Unit sales give Kroger a boost, not higher prices


Kroger Co., the largest grocery chain in the U.S., saw its sales and profits rise in the third quarter, even as company executives warned of food deflation and that consumer spending is still in recession mode.

The Cincinnati-based grocer saw its sales, including fuel, rise 5.9% to US$18.7 billion. Stripping out fuel, sales rose 3.1% in the third quarter that ended Nov. 6. Same-store supermarket sales rose 2.4%, excluding fuel.

Kroger said unit sales, which rose in the "low single digits" in the quarter versus last year, were responsible for the hike, rather than higher prices.

Dave Dillon, Kroger’s CEO, described the current grocery environment as “challenging for Kroger” and that customers continue to spend with caution. “The Great Recession may be over but it’s not over until our customers say it is,” Dillon said in a conference call with analysts Dec 2.

Dillon said Kroger’s strongest departments have been nutrition, produce and deli/bakery.

He added that supermarkets are experiencing a mix of inflation and deflation in prices. In the third quarter, prices rose for meat, produce and dairy. However, in core grocery categories, prices fell.

Kroger’s president, Rodney McMullen, said promotional spending by national brand manufacturers is partly to blame for deflation in grocery categories. Prices are down 50 basis points, excluding milk.

Lower pricing had an impact on supermarket gross margins, which were down 13 basis points excluding fuel in the quarter. "Inflation in grocery has been slow to develop, but we still believe it is coming," McMullen added.

Kroger’s officials also noted that national brand manufacturers have become more competitive on their pricing. A year or so ago, national brands hadn’t reduced their prices and, as a result, consumers were switching to cheaper private label products. But manufacturers have since offered more promotions in order to attract customers. Still, McMullen noted that promotions have "masked" price increases national brands have passed to retailers.

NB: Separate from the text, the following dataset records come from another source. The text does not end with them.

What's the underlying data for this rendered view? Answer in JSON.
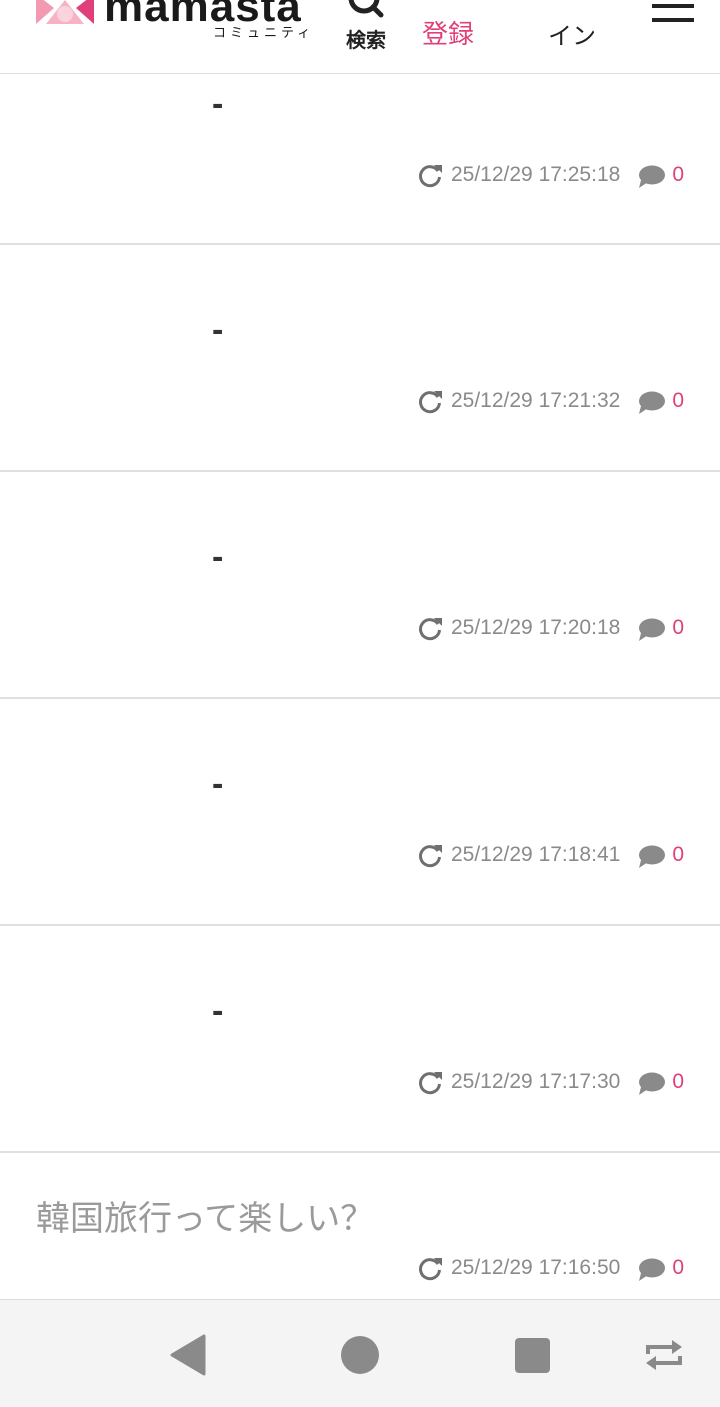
{
  "header": {
    "logo_text": "mamasta",
    "logo_sub": "コミュニティ",
    "search_label": "検索",
    "register_label": "登録",
    "login_label": "イン"
  },
  "posts": [
    {
      "title": "-",
      "timestamp": "25/12/29 17:25:18",
      "comments": "0"
    },
    {
      "title": "-",
      "timestamp": "25/12/29 17:21:32",
      "comments": "0"
    },
    {
      "title": "-",
      "timestamp": "25/12/29 17:20:18",
      "comments": "0"
    },
    {
      "title": "-",
      "timestamp": "25/12/29 17:18:41",
      "comments": "0"
    },
    {
      "title": "-",
      "timestamp": "25/12/29 17:17:30",
      "comments": "0"
    },
    {
      "title": "韓国旅行って楽しい？",
      "timestamp": "25/12/29 17:16:50",
      "comments": "0"
    }
  ],
  "colors": {
    "accent": "#e0407a",
    "logo_pink": "#f7b3c4",
    "meta_gray": "#8a8a8a"
  },
  "icons": {
    "search": "search-icon",
    "menu": "hamburger-menu-icon",
    "refresh": "refresh-icon",
    "comment": "speech-bubble-icon",
    "nav_back": "back-triangle-icon",
    "nav_home": "home-circle-icon",
    "nav_recent": "recent-apps-square-icon",
    "nav_rotate": "rotate-icon"
  }
}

Kroger has invested heavily in its private label program of late, with new product launches and packaging designs. The company recently said that it has launched over 600 new private-label products in the past year, incuding its Wholesome@Home meals line aimed at time-starved families. More recently it created unique new ice cream flavours for the holidays, such as New York-Style Pumpkin Cheesecake and Strawberry Peppercorn.

Net earnings for the third quarter at Kroger totaled $202.2 million, or $0.32 per diluted share. In the third quarter of fiscal 2009, Kroger reported a net loss of $874.9 million, or $1.35 per diluted share. The fiscal 2009 results included non-cash asset impairment charges of $1.05 billion, after tax, that primarily resulted from a goodwill write-down.

Kroger operates 2,461 supermarkets in the U.S., under banners such as Kroger, City Market, Dillons, Food 4 Less and Fred Meyer.